A few weeks ago, the only author who consistently and almost persistently made me laugh out loud as I read through his works died of an extremely rare form of Alzheimer’s disease — a form that left his mind fully functional, but attacked and destroyed almost every other neuron in his body. That he died the day after I had completed rereading the 40 books that made up his Discworld series was pure coincidence, yet nevertheless affected me more deeply because of the timing. Terry Pratchett’s Discworld was where I escaped when I needed a break from reality as we know it. Discworld is a place that knows all about roundworld science–such as that found on Earth and our own universe; it’s just that the majority of scientific minds on Discworld cannot understand how such universes can possibly exist, as it has been scientifically shown there that only flat worlds carried on the backs of four elephants who stand on the back of a giant space-faring turtle is the way planets are formed and moved in their own universe. What they further fail to understand is just how any universe can function without magic as the very basis of science.
In Discworld’s largest city, on the sight of the greatest magical university in their world is the greatest library of the Discworld which, like Dr. Who’s Tardis, is far larger on the inside than its walls suggest. Unlike the Tardis, however, the halls and rooms exist in several places–including several universes–at once. The corridors and interstices never seem to stay in the same place, and books can often be found only by the librarian, who was accidentally changed into an orangutan during a surge in the library’s magical field; he has refused all attempts to turn him back into a normal wizard, finding his new shape far more conducive to his job, especially when finding a particular book might require extraordinary acrobatics. and all the Librarian expects in salary is bananas.
The idea of a virtually endless supply of books–including rare tomes and scrolls believed on Earth to have been destroyed during times of war and religious purges to have vanished forever– is a reader’s idea of Heaven. Thus, as a reader, there is no place I would care to spend eternity than the nooks and crannies of a virtually limitless library.
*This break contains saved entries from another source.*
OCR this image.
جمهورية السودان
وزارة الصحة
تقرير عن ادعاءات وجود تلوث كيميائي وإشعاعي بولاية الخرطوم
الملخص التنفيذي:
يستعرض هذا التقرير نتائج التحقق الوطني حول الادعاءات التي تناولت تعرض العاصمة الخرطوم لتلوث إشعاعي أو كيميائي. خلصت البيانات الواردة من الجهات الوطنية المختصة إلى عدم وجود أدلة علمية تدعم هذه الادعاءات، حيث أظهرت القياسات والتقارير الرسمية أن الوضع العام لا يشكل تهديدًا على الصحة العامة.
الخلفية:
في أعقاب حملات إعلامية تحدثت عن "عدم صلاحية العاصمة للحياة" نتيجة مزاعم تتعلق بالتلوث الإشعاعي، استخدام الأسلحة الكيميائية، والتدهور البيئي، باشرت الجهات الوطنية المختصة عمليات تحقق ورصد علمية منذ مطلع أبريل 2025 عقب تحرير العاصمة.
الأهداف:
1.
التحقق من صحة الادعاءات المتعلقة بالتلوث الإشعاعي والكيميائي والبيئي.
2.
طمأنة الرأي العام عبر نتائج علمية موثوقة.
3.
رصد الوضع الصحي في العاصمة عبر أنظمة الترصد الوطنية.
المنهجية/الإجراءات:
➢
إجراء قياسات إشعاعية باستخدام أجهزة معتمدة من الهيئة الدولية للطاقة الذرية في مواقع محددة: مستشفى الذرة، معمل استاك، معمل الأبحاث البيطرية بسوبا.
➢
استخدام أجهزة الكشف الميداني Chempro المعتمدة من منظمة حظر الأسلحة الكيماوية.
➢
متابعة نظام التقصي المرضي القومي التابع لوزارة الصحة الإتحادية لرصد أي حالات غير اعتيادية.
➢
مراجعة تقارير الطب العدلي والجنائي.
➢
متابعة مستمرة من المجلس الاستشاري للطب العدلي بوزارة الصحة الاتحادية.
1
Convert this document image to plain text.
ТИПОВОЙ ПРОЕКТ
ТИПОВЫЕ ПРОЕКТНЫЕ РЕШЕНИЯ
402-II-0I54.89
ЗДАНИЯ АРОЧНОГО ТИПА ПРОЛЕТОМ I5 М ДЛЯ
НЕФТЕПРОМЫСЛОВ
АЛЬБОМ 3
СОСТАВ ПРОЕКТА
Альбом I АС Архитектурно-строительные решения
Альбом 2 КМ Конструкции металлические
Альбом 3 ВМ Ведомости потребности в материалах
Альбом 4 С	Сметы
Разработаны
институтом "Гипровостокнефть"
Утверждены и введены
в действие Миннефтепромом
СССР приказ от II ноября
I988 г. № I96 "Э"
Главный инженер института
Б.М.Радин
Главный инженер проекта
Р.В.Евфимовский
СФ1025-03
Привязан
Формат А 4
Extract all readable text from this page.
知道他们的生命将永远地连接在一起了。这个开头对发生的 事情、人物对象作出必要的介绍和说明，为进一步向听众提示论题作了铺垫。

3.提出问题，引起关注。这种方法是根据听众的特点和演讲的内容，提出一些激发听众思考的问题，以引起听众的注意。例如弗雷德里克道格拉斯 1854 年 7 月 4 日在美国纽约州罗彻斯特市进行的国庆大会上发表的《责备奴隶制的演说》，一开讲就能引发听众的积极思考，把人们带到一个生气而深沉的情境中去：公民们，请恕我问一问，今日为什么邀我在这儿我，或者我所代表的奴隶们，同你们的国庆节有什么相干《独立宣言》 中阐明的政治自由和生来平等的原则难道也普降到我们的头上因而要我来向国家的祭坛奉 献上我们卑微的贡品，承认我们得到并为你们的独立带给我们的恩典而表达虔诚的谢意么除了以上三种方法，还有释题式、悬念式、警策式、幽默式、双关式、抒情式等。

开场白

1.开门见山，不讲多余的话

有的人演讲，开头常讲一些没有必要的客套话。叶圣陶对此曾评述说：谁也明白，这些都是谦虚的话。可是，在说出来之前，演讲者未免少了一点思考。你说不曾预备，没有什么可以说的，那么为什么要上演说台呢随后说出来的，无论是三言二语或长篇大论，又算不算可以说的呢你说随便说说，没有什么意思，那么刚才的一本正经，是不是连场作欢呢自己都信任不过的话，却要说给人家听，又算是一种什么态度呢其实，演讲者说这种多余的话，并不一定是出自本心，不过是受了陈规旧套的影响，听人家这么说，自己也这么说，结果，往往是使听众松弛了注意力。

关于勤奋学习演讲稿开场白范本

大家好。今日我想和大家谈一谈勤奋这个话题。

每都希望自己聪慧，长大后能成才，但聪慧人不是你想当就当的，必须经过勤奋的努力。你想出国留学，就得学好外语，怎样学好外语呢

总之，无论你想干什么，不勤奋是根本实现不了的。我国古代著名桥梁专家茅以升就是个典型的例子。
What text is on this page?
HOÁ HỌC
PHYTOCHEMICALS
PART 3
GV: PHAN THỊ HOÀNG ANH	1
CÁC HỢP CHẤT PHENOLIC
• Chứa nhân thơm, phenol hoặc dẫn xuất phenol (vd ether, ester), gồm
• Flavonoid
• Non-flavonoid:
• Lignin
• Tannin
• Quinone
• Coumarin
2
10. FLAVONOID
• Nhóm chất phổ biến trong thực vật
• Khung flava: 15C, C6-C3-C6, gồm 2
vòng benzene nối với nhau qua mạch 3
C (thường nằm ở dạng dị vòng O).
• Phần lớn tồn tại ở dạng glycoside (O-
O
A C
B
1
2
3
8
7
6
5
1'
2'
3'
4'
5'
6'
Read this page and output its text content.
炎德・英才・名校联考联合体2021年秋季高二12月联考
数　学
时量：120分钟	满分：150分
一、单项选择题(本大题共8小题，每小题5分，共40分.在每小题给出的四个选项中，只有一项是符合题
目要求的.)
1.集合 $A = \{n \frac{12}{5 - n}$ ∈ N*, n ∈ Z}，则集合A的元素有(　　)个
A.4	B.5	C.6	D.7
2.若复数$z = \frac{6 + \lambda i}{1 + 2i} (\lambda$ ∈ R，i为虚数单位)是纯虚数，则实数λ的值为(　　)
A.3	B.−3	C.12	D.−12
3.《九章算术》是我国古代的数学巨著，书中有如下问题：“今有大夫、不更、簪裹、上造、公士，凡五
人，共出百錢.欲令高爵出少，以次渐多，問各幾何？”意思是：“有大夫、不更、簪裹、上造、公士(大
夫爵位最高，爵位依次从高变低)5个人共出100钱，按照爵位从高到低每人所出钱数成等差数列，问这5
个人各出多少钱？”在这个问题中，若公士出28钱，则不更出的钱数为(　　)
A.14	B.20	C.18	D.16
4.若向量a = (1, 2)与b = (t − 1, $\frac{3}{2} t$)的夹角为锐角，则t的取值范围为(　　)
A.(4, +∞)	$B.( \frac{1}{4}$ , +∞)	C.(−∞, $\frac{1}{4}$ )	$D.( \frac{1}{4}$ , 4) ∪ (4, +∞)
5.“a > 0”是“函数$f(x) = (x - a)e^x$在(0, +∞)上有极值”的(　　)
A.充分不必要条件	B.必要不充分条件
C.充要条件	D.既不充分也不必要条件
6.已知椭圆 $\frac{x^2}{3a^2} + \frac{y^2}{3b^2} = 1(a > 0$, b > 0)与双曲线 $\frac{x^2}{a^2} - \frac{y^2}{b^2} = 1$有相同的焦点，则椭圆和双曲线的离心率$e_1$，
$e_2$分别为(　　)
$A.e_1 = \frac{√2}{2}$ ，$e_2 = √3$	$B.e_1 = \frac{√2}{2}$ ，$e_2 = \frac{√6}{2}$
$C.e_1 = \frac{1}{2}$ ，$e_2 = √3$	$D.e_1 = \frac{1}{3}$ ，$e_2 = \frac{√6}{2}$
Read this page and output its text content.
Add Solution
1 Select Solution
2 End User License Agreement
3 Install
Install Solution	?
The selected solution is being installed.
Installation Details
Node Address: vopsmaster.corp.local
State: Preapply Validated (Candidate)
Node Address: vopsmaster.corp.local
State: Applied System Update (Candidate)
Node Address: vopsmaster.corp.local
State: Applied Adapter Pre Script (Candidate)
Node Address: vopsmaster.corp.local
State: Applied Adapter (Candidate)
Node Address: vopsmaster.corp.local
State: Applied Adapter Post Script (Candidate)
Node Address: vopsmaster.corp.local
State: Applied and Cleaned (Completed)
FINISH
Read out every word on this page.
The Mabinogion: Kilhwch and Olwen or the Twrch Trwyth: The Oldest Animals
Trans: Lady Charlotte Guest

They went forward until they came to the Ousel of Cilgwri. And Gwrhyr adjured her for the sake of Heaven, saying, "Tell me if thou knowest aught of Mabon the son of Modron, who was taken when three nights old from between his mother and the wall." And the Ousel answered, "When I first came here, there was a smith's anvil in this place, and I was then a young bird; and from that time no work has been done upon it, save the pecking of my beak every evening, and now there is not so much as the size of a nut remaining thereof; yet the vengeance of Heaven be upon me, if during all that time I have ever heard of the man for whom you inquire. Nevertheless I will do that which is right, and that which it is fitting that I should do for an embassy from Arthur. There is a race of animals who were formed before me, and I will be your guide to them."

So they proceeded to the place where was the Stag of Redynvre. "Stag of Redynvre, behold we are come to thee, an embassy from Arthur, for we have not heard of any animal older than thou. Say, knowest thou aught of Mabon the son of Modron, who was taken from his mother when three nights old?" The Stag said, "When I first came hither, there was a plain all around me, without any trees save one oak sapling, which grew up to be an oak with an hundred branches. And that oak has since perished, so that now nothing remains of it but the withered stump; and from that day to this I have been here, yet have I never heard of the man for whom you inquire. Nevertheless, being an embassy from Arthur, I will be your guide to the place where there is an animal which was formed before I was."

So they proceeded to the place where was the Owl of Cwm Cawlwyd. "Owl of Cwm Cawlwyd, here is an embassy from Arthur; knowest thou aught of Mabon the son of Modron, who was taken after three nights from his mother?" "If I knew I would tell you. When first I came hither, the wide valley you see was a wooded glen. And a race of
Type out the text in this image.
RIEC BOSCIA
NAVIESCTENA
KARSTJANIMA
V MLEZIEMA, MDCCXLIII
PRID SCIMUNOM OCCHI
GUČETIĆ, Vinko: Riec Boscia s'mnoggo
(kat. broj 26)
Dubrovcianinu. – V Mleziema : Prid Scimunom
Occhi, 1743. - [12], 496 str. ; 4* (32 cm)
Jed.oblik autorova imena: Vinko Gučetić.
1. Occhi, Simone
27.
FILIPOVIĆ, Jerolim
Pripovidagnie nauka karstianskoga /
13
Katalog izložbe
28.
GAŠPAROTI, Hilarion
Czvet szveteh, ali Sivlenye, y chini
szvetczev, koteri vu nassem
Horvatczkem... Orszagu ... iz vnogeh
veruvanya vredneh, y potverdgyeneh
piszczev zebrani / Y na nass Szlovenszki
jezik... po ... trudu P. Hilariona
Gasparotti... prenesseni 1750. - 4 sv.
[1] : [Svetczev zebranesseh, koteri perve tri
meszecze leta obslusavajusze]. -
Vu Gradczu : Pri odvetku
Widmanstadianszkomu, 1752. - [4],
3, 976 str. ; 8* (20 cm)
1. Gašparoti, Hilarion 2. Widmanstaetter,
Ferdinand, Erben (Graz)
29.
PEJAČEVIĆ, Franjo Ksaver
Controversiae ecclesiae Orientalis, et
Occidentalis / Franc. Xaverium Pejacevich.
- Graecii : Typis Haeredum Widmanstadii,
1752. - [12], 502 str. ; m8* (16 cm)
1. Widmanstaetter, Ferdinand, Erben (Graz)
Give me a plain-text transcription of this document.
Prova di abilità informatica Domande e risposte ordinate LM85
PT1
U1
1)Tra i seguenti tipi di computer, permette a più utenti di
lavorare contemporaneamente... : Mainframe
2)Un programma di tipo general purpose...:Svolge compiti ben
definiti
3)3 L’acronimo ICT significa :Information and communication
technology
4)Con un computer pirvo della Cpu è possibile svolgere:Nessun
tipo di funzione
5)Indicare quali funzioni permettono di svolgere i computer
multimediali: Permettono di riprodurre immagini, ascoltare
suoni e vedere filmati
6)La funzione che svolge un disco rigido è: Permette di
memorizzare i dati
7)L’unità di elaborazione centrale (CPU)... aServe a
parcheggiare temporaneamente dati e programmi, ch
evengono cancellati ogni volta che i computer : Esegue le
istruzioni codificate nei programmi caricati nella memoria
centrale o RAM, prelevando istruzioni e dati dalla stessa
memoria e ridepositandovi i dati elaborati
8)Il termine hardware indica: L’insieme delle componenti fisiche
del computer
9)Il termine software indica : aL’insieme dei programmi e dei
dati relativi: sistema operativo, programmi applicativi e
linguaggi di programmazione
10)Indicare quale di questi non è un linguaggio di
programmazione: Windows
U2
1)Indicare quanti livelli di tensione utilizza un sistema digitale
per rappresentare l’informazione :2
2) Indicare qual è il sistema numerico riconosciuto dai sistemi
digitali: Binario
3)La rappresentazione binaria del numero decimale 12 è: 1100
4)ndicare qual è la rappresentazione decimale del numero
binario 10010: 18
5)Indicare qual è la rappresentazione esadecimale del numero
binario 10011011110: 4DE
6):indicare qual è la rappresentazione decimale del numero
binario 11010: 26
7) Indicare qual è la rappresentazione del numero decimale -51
Imagine strolling through a veritable endless maze of books, stumbling every so often on books about every conceivable topic from long lost civilizations and universes of which we currently know nothing. The smell of old books and skin scrolls mingle with the tintinic smell of magic, wafts of sulphur and “octarine” drifting past your nose, as bursts of sparkles from magical volumes dim in the lightning flashes from sky-high ceilings housing angry books straining against the heavy chains that restrain and contain them safely in their proper order. And yet the dimness of traditional Old World libraries envelope the visitor–me!–and fade the bright gems encrusting many volume to dull shimmers within age-darkened leather covers embossed in flaked or worn off gold leaf lettering. Through this maze I could wander forever, stepping into fields of frozen time or transcending both time and space, not to mention alternate dimensions, as I read one book after another, changing myself in the process, and changing the books as they read my thoughts and subjective experiences.
And here I live, forever in time and space, moving forward and backward through time and unknown–unknowable, perhaps–civilations and mind-twisting thoughts and ideas using a mind not meant to cope with unimaginable information, descriptions, customs, cultures, and existences. Will my mind explode, expand, twist beyond repair? Do I care?
#writing101
Can I join you? The idea of miles or rooms of books is enticing. Nice work. You captured a readers/learners paradise.
There is always room for more at the UU Library, so please join me. And thank you for your positive comment.